In This E-Update:


Another Favorable Decision On Meal and Rest Period Rules

October 29, 2008

Summary 

Yesterday, the California Court of Appeal in Los Angeles issued a published opinion in the case of Brinkley v. Public Storage, Inc.  The Brinkley case involved class allegations of meal and rest period violations, and pay stub violations.  The opinion largely followed the standards previously set forth in Brinker, which were discussed in two previous E-Updates on July 22, 2008 and October 22, 2008.  The new Brinkley decision comes less than one week after the California Supreme Court granted review in Brinker

Details

Like the Brinker opinion, the Brinkley court held that California employers must only make meal breaks available to employees, and are not obligated to ensure that employees actually take their meal breaks.  The court also found in favor of the employer on the rest break claims because the employer made rest breaks available to its employees.
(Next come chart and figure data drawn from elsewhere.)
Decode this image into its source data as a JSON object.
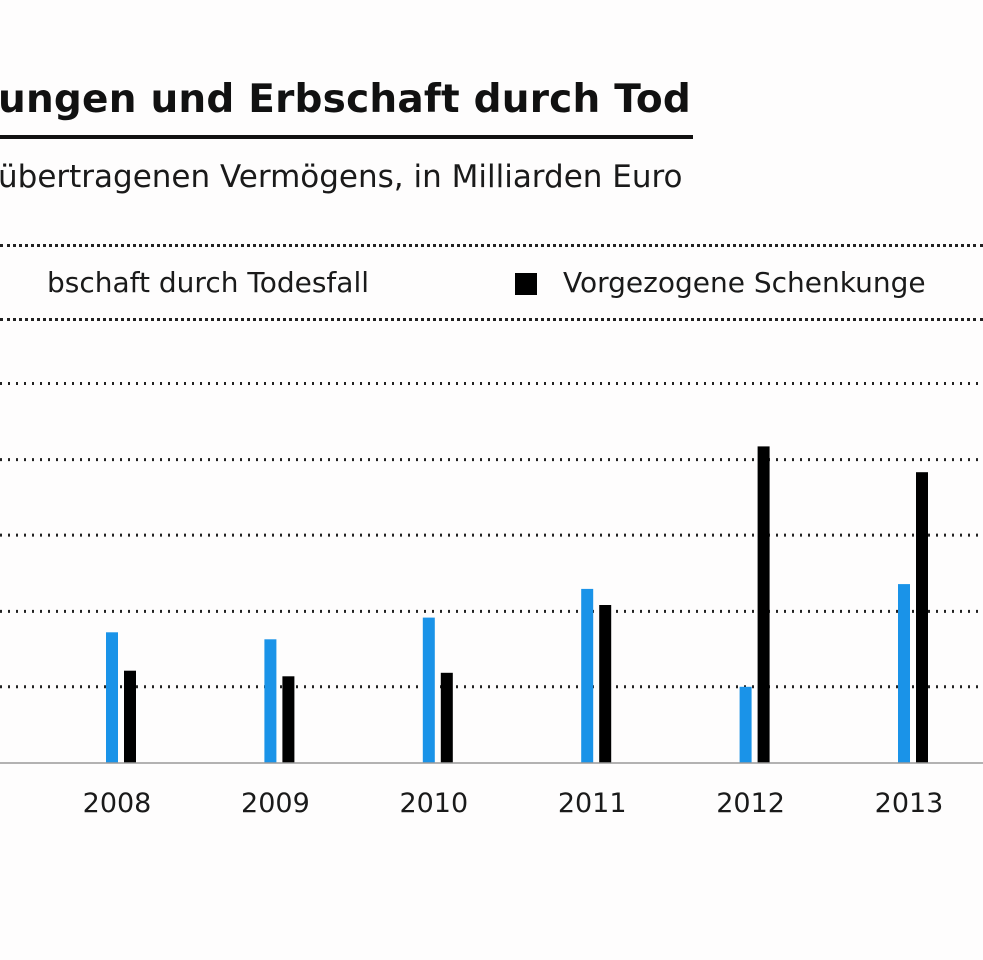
{
  "chart_data": {
    "type": "bar",
    "title": "ungen und Erbschaft durch Tod",
    "subtitle": "übertragenen Vermögens, in Milliarden Euro",
    "categories": [
      "2008",
      "2009",
      "2010",
      "2011",
      "2012",
      "2013"
    ],
    "series": [
      {
        "name": "bschaft durch Todesfall",
        "color": "#1a93e8",
        "values": [
          18.7,
          17.7,
          20.8,
          24.9,
          10.9,
          25.6
        ]
      },
      {
        "name": "Vorgezogene Schenkunge",
        "color": "#000000",
        "values": [
          13.2,
          12.4,
          12.9,
          22.6,
          45.3,
          41.6
        ]
      }
    ],
    "ylim": [
      0,
      62
    ],
    "gridlines": [
      10.9,
      21.7,
      32.6,
      43.4,
      54.3
    ],
    "grid": true,
    "legend": "top",
    "xlabel": "",
    "ylabel": ""
  }
}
Regarding the claim for inaccurate pay stubs, the court found for the employer because there was no evidence that the employer knowingly and intentionally failed to comply with the pay stub requirements in the California Labor Code.  The court also noted that an employee must suffer an injury as a result of a pay stub error in order to bring this type of claim.

What This Means

As a new published opinion, the Brinkley decision is good law and may be cited as authority in California courts.  However, given the California Supreme Court’s recent grant of review of the Brinker case, there is a good chance that this case will be appealed in the near future and may be depublished while the Supreme Court reviews Brinker.  While the Brinkley case joins a growing list of opinions regarding meal and rest breaks that are favorable to employers, the issue will remain unsettled until the Supreme Court rules in Brinker.  In the meantime, employers should continue to vigorously enforce their meal and rest break policies until these issues are finally resolved.
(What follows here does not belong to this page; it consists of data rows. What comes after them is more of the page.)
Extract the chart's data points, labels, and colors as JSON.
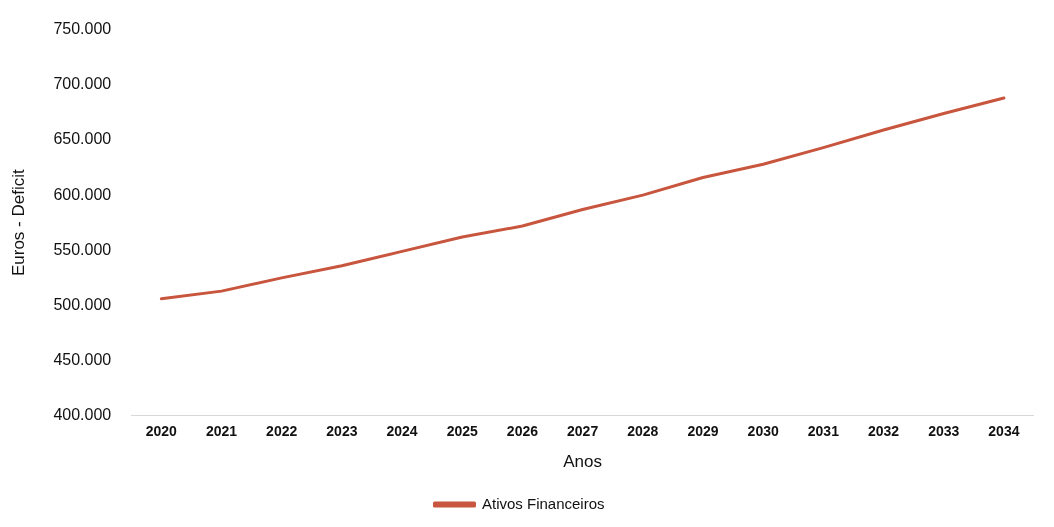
{
  "chart_data": {
    "type": "line",
    "xlabel": "Anos",
    "ylabel": "Euros - Deficit",
    "categories": [
      "2020",
      "2021",
      "2022",
      "2023",
      "2024",
      "2025",
      "2026",
      "2027",
      "2028",
      "2029",
      "2030",
      "2031",
      "2032",
      "2033",
      "2034"
    ],
    "series": [
      {
        "name": "Ativos Financeiros",
        "color": "#c8553d",
        "values": [
          506000,
          513000,
          525000,
          536000,
          549000,
          562000,
          572000,
          587000,
          600000,
          616000,
          628000,
          643000,
          659000,
          674000,
          688000
        ]
      }
    ],
    "ylim": [
      400000,
      750000
    ],
    "yticks": [
      {
        "value": 400000,
        "label": "400.000"
      },
      {
        "value": 450000,
        "label": "450.000"
      },
      {
        "value": 500000,
        "label": "500.000"
      },
      {
        "value": 550000,
        "label": "550.000"
      },
      {
        "value": 600000,
        "label": "600.000"
      },
      {
        "value": 650000,
        "label": "650.000"
      },
      {
        "value": 700000,
        "label": "700.000"
      },
      {
        "value": 750000,
        "label": "750.000"
      }
    ],
    "grid": false,
    "legend": "bottom",
    "marker": "none",
    "line_style": "solid"
  }
}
This E-Update was authored by Jeff Ames and Tim Keegan.  For more information, please contact Mr. Ames, Mr. Keegan or any Paul Plevin attorney at (619) 237-5200.
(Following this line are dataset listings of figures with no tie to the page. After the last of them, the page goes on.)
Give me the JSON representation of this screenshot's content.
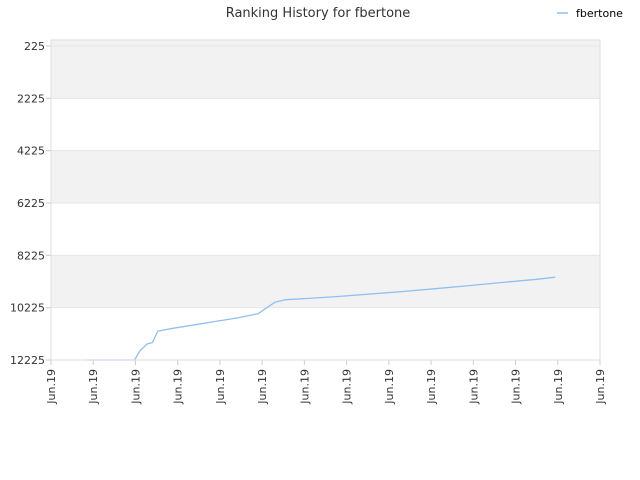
{
  "chart_data": {
    "type": "line",
    "title": "Ranking History for fbertone",
    "xlabel": "",
    "ylabel": "",
    "legend": "top-right",
    "grid": true,
    "y_inverted": true,
    "ylim": [
      225,
      12225
    ],
    "yticks": [
      225,
      2225,
      4225,
      6225,
      8225,
      10225,
      12225
    ],
    "xticks": [
      "Jun.19",
      "Jun.19",
      "Jun.19",
      "Jun.19",
      "Jun.19",
      "Jun.19",
      "Jun.19",
      "Jun.19",
      "Jun.19",
      "Jun.19",
      "Jun.19",
      "Jun.19",
      "Jun.19",
      "Jun.19"
    ],
    "series": [
      {
        "name": "fbertone",
        "color": "#90c0f0",
        "points": [
          [
            0.84,
            12225
          ],
          [
            1.2,
            12225
          ],
          [
            1.6,
            12225
          ],
          [
            1.98,
            12225
          ],
          [
            2.1,
            11880
          ],
          [
            2.28,
            11610
          ],
          [
            2.4,
            11560
          ],
          [
            2.53,
            11120
          ],
          [
            2.9,
            11010
          ],
          [
            3.4,
            10880
          ],
          [
            3.9,
            10750
          ],
          [
            4.4,
            10620
          ],
          [
            4.9,
            10460
          ],
          [
            5.3,
            10020
          ],
          [
            5.55,
            9920
          ],
          [
            6.1,
            9870
          ],
          [
            6.8,
            9800
          ],
          [
            7.5,
            9710
          ],
          [
            8.3,
            9610
          ],
          [
            9.1,
            9500
          ],
          [
            9.9,
            9380
          ],
          [
            10.7,
            9260
          ],
          [
            11.5,
            9140
          ],
          [
            11.94,
            9060
          ]
        ]
      }
    ]
  }
}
The California Supreme Court Issues Further Guidance on Administrative and Judicial Exhaustion in McDonald v. Antelope Valley Community College District

October 29, 2008

The California Supreme Court issued an important decision on Monday regarding exhaustion of administrative and judicial remedies, which may impact those employers with internal administrative grievance and dispute processes.  In McDonald v. Antelope Valley Community College District, the Supreme Court held that when an employee voluntarily pursues an internal administrative remedy prior to filing a complaint under the FEHA, the statute of limitations on filing a FEHA claim is subject to equitable tolling.  This means that the time period during which the grievance is pending is not counted as part of the statute of limitations, provided that the employee is pursuing the internal process in good faith, there was timely notice of the precise claim to the employer, and the employer does not suffer prejudice.

In reaching its decision, the Supreme Court also focused on the collateral estoppel effect of the results of any internal administrative proceeding and the requirements of exhausting one’s remedies in an administrative or judicial forum.  First, the Supreme Court reaffirmed that a plaintiff alleging a FEHA claim may choose between the administrative remedy provided by the DFEH or the internal administrative process.  Further, the Supreme Court held that if a plaintiff begins an administrative process with regard to allegations of discrimination, harassment or retaliation, the plaintiff does not need to complete that process prior to filing an administrative charge with the DFEH.  Finally, the Supreme Court held that “[i]n the absence of quasi-judicial proceedings, [the plaintiff] was not required to seek judicial relief to set aside any findings or bear the consequences of their binding effect.”  In other words, because the plaintiff’s internal proceeding was not quasi-judicial in nature in this case, the findings were not entitled to collateral estoppel effect.

This final holding appears to follow several recent lower court cases that reduced the power of administrative agencies to shape, or even preclude, later court cases by resolving matters in internal grievance processes.  While the final word is yet to be written (another case called Board of Chiropractic Examiners v. Superior Court (Arbuckle) is still pending before the California Supreme Court on this topic), the power of agencies to preclude two bites at the apple may be limited.  We will provide a full assessment of these important issues once the Supreme Court has finally acted in Arbuckle.